Berdasarkan fakta hukum yang terungkap di persidangan, Oditur menyimpulkan perbuatan para Terdakwa diancam pidana dalam Pasal 467 ayat 1 juncto ayat 2 juncto Pasal 20 huruf C Undang-undang Nomor 1 Tahun 2023 tentang KUHP. Pasal tersebut mengatur tentang penganiayaan berencana, dengan ancaman pidana penjara maksimal selama 4 tahun (ayat 1) dan 7 tahun (ayat 2). "Tindakan ini merupakan delik yang dikualifikasikan karena adanya unsur rencana yang meningkatkan derajat pemidanaan," ucap Oditur.
Oditur menuntut majelis hakim Pengadilan Militer II-08 Jakarta menghukum para Terdakwa dengan pidana 2 tahun dan 6 bulan penjara. "Kami mohon kepada Pengadilan Militer II-08 Jakarta menjatuhkan pidana terhadap diri para Terdakwa," ucap Oditur.

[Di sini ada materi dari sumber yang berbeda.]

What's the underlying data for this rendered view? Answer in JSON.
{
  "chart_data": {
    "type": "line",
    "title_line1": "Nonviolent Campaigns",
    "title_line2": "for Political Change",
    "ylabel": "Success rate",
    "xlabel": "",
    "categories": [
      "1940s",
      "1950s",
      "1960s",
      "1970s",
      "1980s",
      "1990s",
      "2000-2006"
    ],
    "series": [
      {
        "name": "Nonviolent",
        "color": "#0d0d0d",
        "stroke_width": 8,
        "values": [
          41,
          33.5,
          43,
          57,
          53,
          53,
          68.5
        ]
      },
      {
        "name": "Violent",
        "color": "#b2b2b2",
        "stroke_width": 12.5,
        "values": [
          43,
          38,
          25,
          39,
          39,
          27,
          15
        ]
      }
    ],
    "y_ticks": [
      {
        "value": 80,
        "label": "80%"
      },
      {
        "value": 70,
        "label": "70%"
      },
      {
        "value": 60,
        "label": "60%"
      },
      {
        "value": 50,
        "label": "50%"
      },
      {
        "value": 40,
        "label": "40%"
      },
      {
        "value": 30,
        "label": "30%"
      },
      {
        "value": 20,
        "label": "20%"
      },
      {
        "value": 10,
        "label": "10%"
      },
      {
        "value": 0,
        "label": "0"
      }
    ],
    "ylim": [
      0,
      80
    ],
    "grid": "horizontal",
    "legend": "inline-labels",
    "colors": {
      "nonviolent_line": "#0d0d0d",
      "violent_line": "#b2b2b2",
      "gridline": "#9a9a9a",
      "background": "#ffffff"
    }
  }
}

Empat prajurit BAIS TNI yang duduk sebagai Terdakwa ialah Sersan Dua Edi Sudarko, Letnan Satu Budhi Hariyanto Widhi, Kapten Nandala Dwi Prasetyo, dan Letnan Satu Sami Lakka. Para Terdakwa disebut menyiram air keras karena dendam atau marah atau ada sentimen negatif terhadap Andrie yang dianggap telah melecehkan martabat TNI melalui aksi interupsi saat rapat tertutup DPR dengan TNI di Hotel Fairmont membahas Revisi Undang-undang (RUU) TNI pada Maret 2025 lalu.